Distribuitivity of $\cup$: $(X \cap Y) \cup Z = (X \cup Z) \cap (Y \cup Z)$
Distribuitivity of $\cap$: $(X \cup Y) \cap Z = (X \cap Z) \cup (Y \cap Z)$

Then we start by the left hand side $(A \cap B) \cup (B \cap C) \cup (C \cap A)$ and move by $\cup$-distribution (from left to right) also distributing the inner $\cap$ eventually left from the $\cup$-distribution:
$(A \cap B) \cup (B \cap C) \cup (C \cap A) = $
$=(A \cup (B \cap C)) \cap (B \cup (B \cap C)) \cup (C \cap A)$
$= ((A \cup B) \cap (A \cup C)) \cap (B \cup (B \cap C)) \cup (C \cap A)$
$= ((A \cup B) \cap (A \cup C)) \cap ((B \cup B) \cap (B \cup C)) \cup (C \cap A)$
$= ((A \cup B) \cap (A \cup C) \cap (B \cup C)) \cup (C \cap A)$
And now we continue the process with one more $\cup$-distribution (and the other eventually inner distributions) until get the final statement we want.

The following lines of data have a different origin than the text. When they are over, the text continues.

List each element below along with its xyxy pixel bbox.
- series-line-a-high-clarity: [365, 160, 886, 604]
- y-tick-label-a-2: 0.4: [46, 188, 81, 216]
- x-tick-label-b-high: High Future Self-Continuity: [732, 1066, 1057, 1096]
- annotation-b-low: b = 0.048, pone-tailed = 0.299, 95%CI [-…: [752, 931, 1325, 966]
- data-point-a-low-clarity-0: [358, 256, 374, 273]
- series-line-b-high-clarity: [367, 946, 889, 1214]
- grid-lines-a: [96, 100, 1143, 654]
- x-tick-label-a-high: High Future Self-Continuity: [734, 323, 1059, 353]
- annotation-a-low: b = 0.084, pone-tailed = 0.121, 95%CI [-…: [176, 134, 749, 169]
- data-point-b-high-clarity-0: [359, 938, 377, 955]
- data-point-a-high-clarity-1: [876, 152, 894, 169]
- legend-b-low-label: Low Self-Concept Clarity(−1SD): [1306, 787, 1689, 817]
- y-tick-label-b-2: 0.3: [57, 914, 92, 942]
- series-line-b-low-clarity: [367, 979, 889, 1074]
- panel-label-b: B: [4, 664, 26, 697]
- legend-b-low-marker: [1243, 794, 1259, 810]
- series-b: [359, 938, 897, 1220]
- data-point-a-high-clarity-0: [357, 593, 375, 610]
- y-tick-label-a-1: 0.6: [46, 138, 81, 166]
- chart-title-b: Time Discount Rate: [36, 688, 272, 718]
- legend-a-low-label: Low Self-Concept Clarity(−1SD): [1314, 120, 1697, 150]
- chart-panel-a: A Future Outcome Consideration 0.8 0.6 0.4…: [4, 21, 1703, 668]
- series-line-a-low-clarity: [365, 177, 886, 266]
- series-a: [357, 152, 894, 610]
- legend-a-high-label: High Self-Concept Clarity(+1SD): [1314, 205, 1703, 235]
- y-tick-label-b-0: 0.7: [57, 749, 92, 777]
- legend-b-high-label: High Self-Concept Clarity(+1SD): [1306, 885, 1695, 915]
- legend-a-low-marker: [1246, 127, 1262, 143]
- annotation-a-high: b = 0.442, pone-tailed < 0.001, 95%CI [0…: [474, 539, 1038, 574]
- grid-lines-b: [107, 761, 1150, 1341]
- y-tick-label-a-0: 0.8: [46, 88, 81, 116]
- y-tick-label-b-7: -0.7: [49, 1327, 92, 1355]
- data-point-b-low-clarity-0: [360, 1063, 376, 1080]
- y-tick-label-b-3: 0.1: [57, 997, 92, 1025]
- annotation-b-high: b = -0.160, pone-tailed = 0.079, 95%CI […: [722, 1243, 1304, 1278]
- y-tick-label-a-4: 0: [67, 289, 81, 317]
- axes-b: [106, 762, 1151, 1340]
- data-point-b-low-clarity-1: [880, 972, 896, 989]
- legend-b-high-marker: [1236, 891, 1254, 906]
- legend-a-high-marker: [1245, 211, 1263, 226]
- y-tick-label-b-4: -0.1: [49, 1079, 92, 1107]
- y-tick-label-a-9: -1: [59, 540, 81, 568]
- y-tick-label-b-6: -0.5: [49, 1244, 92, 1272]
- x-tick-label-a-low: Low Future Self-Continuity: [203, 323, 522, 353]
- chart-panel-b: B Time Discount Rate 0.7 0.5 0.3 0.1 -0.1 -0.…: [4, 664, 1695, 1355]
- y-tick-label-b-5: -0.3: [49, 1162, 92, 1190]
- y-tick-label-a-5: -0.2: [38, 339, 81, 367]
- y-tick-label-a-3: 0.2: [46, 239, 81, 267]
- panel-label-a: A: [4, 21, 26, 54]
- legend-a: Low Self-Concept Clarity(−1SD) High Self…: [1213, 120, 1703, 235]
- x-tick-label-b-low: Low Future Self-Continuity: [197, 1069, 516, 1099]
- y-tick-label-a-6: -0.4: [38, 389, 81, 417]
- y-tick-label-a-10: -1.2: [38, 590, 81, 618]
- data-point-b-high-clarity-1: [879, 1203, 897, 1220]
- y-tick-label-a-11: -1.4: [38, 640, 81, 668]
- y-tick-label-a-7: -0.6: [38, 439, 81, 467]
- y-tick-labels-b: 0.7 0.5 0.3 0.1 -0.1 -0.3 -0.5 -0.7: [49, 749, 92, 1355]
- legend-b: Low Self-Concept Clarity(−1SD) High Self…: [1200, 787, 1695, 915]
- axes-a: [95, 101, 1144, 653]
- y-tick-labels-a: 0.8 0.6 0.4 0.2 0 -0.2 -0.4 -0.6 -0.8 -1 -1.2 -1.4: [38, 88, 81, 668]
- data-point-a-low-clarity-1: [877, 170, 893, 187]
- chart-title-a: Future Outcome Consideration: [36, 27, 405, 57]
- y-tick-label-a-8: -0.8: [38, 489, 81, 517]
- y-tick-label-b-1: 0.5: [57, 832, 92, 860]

A: for $x \in (A \cap B) \cup (B \cap C) \cup (C \cap A) $ prove that $x \in (A \cup B) \cap (B \cup C) \cap (C \cup A)$
After that for $x \in (A \cup B) \cap (B \cup C) \cap (C \cup A)$
prove that $x \in (A \cap B) \cup (B \cap C) \cup (C \cap A)$.
Another Method
Use the property
$(A \cap B) \cup C=(A\cup C) \cap (A\cup C)$.
& $(A \cup B) \cap C=(A\cap C) \cup (A\cap C)$
Just use first $ (A \cap B) \cup (B \cap C)=(A\cup (B \cap C)) \cap (B \cup (B \cap C)) $
Now simplify more, then take $(A \cap B) \cup (B \cap C) \cup (C \cap A)$.
Next simplify $(A \cup B) \cap (B \cup C) \cap (C \cup A)$. Show bothof them are same.